It strikes me that faith is called upon for unseen things more often than we sometimes think.
The doctor says to take this pill.
Someone says to you that what you thought you understood about them was not true, and here is the truth.
You hear the words and see the gestures of someone talking to you but inside yourself the message you perceive is different.
You feel the emotional atmosphere in a room change.
Someone you love has made you angry, sad, scared, and you wish that you could turn off all of those feelings, maybe including the love, but you cannot. It seems bigger than you.

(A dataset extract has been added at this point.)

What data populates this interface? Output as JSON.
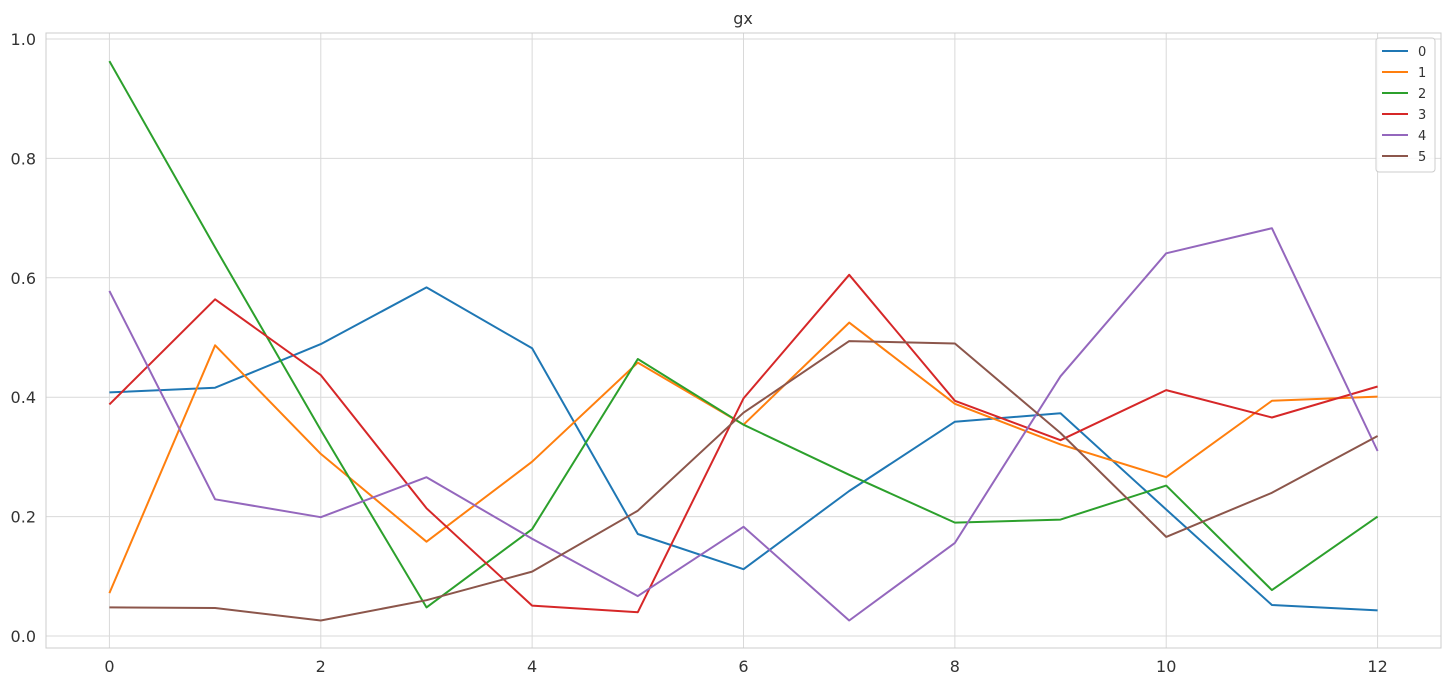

The tricky, wonderful, scary thing about faith is that it does ask us to trust things that we cannot see. Sure, we can refuse to participate in relationships and experiences that ask that of us, but I think when or if we should try that we risk becoming something less than human.
Crime studies show that very often people who are attacked on the street or alone in their homes have a sense that something is dangerous and that they should run or beware. So, to the degree that we diminish faith as an intuition, we leave ourselves more open to harm.
Parents simply do not get to have children without fear, anger and sadness. Those experiences come with any sort of thing that resembles a loving relationship. So, the degree to which we refuse to lean into the unseen is the degree to which we should refuse to enter into loving relationships of any kind.
The truth is that we cannot ever really know another human being. We can have glimpses, and what we see can always be enlightened. Other people, like us, are always changing and evolving.
To live and to love requires trusting unseen things–and that’s not necessarily a religious statement. It’s a fact of being human.
Bob Patrick
It sounds like we must also learn to have faith in the things we do see.
Faith in others is built on understanding them to the deepest extent possible. Avoiding assumptions and being aware that we are making assumptions much of the time. We must have faith in our own understandings and faith that we will have misconceptions.
What I am working through this month is faith in self, faith in community, and faith in the human condition. In thinking through this faith is both simple and complex. It can be as simple as: believing that everyone is doing their best and reality is not as bad as I make it out to be in my head. It can be as complex as: through all the interactions and experiences some of the folks that are doing their best are making mistakes and reality is worse for some of the folks in my world.